Enfin, l’exigence radicale de Jésus à l’égard de l’idéal proposé à ses disciples me retient évidemment de me proclamer comme tel. Même relativement modestes au regard des fortunes de ce monde, les privilèges matériels dont je bénéficie me mettent plutôt dans la situation du mauvais riche, et je croise tous les jours mille Lazares dont je ne me préoccupe que de façon infinitésimale. Plus encore, si je ressens comme un péché, c’est à dire un manquement à l’amour, mon attachement à mes privilèges, je suis même en répulsion par rapport aux formes les plus extrêmes de l’appel évangélique, comme la haine des proches, fût-elle mitigée par d’habiles casuistes comme le pasteur Cuvillier.

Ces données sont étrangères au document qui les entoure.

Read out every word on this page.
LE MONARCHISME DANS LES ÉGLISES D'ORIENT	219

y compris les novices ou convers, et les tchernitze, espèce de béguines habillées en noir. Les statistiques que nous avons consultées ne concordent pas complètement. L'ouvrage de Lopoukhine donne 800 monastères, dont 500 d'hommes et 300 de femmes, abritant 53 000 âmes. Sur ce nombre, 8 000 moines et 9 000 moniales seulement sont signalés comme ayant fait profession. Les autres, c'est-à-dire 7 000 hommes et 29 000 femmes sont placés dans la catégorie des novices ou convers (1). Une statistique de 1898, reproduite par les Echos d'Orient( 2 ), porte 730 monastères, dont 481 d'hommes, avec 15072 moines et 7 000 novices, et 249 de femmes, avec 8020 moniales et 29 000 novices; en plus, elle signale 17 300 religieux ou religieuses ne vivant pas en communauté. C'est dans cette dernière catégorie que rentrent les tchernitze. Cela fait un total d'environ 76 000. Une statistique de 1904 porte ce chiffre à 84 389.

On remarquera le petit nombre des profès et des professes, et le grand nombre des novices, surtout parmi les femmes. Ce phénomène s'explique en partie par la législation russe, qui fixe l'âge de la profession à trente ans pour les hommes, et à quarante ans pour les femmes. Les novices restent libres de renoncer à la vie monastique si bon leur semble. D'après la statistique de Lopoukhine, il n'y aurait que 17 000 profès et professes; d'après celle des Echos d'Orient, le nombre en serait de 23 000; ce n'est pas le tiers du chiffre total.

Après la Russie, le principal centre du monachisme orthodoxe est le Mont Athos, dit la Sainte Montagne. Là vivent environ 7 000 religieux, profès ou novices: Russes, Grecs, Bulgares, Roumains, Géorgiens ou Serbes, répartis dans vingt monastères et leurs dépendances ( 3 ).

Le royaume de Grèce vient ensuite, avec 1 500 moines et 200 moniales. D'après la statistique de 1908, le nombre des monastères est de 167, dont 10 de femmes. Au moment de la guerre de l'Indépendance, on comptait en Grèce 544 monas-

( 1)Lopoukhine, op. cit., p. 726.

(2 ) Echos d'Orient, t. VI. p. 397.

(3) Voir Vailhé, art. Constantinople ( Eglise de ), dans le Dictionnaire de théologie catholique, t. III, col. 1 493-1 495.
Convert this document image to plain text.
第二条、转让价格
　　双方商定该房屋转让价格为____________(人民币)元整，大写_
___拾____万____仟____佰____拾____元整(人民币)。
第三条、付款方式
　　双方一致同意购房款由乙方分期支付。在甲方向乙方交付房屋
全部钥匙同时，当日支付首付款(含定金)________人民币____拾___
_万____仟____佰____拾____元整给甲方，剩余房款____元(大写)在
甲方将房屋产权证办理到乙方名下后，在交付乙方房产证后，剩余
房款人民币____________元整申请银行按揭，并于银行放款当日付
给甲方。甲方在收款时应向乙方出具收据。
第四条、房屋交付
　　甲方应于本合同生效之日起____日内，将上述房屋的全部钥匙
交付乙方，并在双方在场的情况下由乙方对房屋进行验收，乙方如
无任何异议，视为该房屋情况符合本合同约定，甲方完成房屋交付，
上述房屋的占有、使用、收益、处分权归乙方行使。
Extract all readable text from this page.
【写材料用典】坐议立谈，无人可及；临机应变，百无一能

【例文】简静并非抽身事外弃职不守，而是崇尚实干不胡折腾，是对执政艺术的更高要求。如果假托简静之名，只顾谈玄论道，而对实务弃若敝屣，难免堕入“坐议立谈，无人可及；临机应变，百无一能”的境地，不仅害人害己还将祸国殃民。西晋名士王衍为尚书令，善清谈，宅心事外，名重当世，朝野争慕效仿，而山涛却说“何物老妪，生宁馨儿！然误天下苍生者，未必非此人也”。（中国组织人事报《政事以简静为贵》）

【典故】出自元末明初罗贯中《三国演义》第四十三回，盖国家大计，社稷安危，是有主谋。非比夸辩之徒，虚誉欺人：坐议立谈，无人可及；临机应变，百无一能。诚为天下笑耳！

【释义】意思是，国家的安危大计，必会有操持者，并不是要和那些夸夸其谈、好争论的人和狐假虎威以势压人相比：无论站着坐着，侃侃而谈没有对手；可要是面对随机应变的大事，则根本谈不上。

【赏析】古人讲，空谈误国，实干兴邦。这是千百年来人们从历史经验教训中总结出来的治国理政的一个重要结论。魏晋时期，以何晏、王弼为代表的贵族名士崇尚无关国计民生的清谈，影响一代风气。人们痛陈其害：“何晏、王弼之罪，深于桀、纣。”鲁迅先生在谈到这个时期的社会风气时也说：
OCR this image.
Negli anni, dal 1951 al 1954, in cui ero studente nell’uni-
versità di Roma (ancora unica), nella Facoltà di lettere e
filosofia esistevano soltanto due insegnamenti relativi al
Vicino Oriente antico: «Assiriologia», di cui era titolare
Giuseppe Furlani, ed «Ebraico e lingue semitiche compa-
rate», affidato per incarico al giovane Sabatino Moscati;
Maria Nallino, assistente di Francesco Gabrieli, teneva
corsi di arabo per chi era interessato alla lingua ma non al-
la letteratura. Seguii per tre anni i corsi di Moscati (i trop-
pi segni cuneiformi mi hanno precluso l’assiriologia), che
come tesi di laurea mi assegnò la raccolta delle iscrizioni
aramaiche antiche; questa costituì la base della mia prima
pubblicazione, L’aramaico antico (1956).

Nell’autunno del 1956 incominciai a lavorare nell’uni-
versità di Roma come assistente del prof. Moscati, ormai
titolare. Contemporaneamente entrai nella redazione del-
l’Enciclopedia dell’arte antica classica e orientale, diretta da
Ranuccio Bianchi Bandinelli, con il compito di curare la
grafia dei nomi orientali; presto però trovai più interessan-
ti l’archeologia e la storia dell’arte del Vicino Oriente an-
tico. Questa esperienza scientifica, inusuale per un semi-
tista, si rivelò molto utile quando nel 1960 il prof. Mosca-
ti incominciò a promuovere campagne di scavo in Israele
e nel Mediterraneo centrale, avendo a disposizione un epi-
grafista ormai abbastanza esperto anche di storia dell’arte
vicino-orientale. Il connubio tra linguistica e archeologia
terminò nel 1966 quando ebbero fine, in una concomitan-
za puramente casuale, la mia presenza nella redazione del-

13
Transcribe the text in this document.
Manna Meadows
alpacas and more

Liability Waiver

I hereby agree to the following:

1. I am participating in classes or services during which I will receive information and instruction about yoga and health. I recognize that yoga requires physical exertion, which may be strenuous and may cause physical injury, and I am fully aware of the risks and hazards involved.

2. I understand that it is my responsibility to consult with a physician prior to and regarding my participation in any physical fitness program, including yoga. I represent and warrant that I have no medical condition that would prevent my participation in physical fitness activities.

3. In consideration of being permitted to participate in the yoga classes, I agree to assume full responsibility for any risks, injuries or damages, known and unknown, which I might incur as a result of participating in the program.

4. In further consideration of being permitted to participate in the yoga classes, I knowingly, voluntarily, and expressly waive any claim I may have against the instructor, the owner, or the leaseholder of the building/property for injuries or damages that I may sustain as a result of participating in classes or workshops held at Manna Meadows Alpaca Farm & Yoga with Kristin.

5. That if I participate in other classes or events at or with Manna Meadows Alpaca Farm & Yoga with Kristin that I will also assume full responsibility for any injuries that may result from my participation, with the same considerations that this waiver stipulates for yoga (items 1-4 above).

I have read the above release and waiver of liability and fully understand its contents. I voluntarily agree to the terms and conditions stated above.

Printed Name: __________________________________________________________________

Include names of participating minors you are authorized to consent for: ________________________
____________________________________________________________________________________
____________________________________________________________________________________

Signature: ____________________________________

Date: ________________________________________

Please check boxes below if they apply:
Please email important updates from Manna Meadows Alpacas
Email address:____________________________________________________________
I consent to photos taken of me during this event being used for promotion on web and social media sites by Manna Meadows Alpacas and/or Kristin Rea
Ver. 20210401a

Je reste donc par rapport à Jésus à la fois conquis et indécis. La vie de Jésus est restée pour moi depuis l’enfance cette énorme aventure. L’Évangile est évidemment pour moi l’événement majeur de l’histoire humaine. Si son esprit vient à disparaître de la surface du monde, une manière d’être homme disparaîtra, et pour moi elle est la seule qui vaille. Le monde ne peut avoir de sens si ce n’est par l’amour. Si Dieu n’est pas l’amour, il ne peut pas être mon dieu ; et si rien dans l’univers ne correspond à ce que nous appelons Dieu, la seule réalité divine sera l’amour tel que les hommes essayent de le connaître. Dans l’univers infiniment absurde, l’amour humain fait peut-être écho à la volonté divine de s’y incarner pour le transfigurer. Jésus, qui avait l’air d’un peu la connaître, nous dit que Dieu est l’amour infini. Puis-je penser que l’amour infini m’aime moins que ma mère ? Ainsi pour mon avenir je me fierai à la sagesse de Paul Ricœur : Dieu fera de moi ce qu’il veut.